Piccalilli

Piccalilli

A late summer bonus

By Marcia E. Brown

 

Issue #83 • September/October, 2003

Popularity of the movie Fried Green Tomatoes has sparked new interest the last few years in those ubiquitous green tomatoes that many gardeners have in plenty near the end of the growing season.

My grandmother, respected as both gardener and cook, welcomed those end-of-season hard, green fruits as more than a bonus. To her, they were jewels of the season.

Beyond frying them in batter for supper treats, each year she turned a peck of them into a large batch of piccalilli, one of our favorite relishes.

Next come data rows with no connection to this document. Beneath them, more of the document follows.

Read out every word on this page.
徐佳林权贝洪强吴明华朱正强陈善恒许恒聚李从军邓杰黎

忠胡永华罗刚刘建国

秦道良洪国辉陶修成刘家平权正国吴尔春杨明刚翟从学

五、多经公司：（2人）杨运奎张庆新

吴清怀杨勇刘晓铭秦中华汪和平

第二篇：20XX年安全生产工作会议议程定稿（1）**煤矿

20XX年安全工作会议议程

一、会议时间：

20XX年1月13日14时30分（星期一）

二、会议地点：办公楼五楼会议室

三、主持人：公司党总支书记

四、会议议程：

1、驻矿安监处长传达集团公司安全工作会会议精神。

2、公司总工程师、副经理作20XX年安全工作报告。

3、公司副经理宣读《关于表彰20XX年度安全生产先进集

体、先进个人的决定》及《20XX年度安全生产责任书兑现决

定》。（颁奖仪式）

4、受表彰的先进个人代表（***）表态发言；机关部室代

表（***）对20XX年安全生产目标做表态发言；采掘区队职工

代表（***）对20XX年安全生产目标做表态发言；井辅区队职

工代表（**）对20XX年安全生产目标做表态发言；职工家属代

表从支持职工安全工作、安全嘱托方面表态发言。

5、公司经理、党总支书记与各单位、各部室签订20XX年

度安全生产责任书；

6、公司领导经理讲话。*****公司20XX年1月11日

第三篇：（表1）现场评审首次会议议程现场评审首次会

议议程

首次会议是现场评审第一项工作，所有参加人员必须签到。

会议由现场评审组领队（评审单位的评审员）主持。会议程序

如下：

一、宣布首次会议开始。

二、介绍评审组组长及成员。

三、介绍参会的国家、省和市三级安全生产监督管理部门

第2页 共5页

By late August, jars of emerald piccalilli stood ready in her pantry not only to serve at family meals but also to be given as much welcomed gifts to friends at Christmas.

Grandma has been gone for nearly 50 years, but her special recipes continue to please. Written in her Victorian style handwriting, in faded pencil and in ink long browned by age, they fill a notebook that is one of my treasures. The piccalilli “receipts” are scribbled on a sheet of brittle paper, a bridge over time.

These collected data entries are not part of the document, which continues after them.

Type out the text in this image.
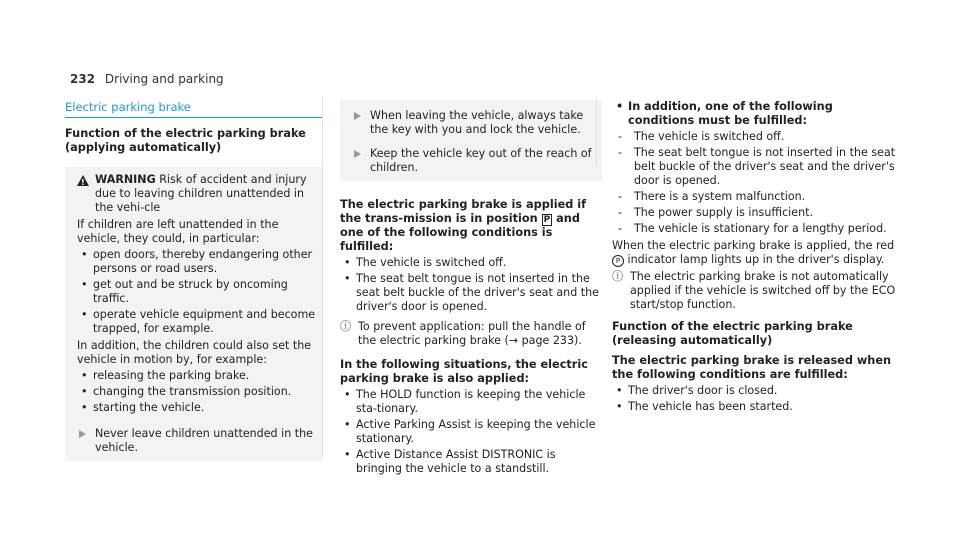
232 Driving and parking
Electric parking brake
Function of the electric parking brake (applying automatically)
!
WARNING Risk of accident and injury due to leaving children unattended in the vehi-cle
If children are left unattended in the vehicle, they could, in particular:
• open doors, thereby endangering other persons or road users.
• get out and be struck by oncoming traffic.
• operate vehicle equipment and become trapped, for example.
In addition, the children could also set the vehicle in motion by, for example:
• releasing the parking brake.
• changing the transmission position.
• starting the vehicle.
Never leave children unattended in the vehicle.
When leaving the vehicle, always take the key with you and lock the vehicle.
Keep the vehicle key out of the reach of children.
The electric parking brake is applied if the trans-mission is in position P and one of the following conditions is fulfilled:
• The vehicle is switched off.
• The seat belt tongue is not inserted in the seat belt buckle of the driver's seat and the driver's door is opened.
ⓘ To prevent application: pull the handle of the electric parking brake (→ page 233).
In the following situations, the electric parking brake is also applied:
• The HOLD function is keeping the vehicle sta-tionary.
• Active Parking Assist is keeping the vehicle stationary.
• Active Distance Assist DISTRONIC is bringing the vehicle to a standstill.
• In addition, one of the following conditions must be fulfilled:
-	The vehicle is switched off.
-	The seat belt tongue is not inserted in the seat belt buckle of the driver's seat and the driver's door is opened.
-	There is a system malfunction.
-	The power supply is insufficient.
-	The vehicle is stationary for a lengthy period.
When the electric parking brake is applied, the red P indicator lamp lights up in the driver's display.
ⓘ The electric parking brake is not automatically applied if the vehicle is switched off by the ECO start/stop function.
Function of the electric parking brake (releasing automatically)
The electric parking brake is released when the following conditions are fulfilled:
• The driver's door is closed.
• The vehicle has been started.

The results are as tasty today as they were when the tomatoes came from Grandma’s own garden.

Grandma Emma’s piccalilli

1 peck (8 quarts) green tomatoes, stemmed
¼ peck green bell peppers, stemmed
1 cup white onions, papery part peeled
3 lbs. cabbage
1 cup salt
1 cup white mustard seed
3 cups brown sugar
4 oz. stick cinnamon
3 oz. whole cloves
1 oz. allspice
vinegar

Put the tomatoes, peppers, onions, and cabbage through a food chopper or chop coarsely in a food processor. Mix the vegetables thoroughly.

In a large container of crockery or glass, spread the vegetable mix in layers, sprinkling each layer with some of the salt until it is all used.

Let the mixture stand overnight. Drain it the next day.

Tie the spices and mustard seed into a cheesecloth “bag.” Place this with the drained vegetables into a large canning kettle. Cover with vinegar. Cook slowly over low heat for two hours, stirring frequently to prevent burning and sticking.

Fill sterilized canning jars with the mixture and seal according to the jar manufacturer’s directions.

If she had enough green tomatoes, Grandma might also make a version without the cabbage.

Sliced tomato and onion pickle

1 peck green tomatoes, stem ends removed
2 qts. peeled white medium onions
1 cup salt
3 qts. vinegar
1 oz. stick cinnamon
1 oz. whole cloves
3 lbs. light brown sugar

Slice the green tomatoes, discarding the stem ends. Slice onions. Mix together with the salt in a large pickling crock. Let stand overnight. Drain. In a large canning kettle, place the tomatoes and onions. Add two quarts of vinegar and two quarts of water. Bring to boil and simmer for 15 minutes. Drain again. In the same kettle, place one quart of vinegar and add the cinnamon, cloves, and light brown sugar and simmer for 20 minutes, stirring frequently. Add the tomato and onion mixture and bring to a boil. When this is thoroughly scalded, remove from heat.

Place the mixture in scalded quart canning jars and seal according to manufacturer’s instructions.

In the cold of winter, a taste of tomato relish brings back the smells and color of the last days of summer, and memories of Grandma cherishing late August’s bounty.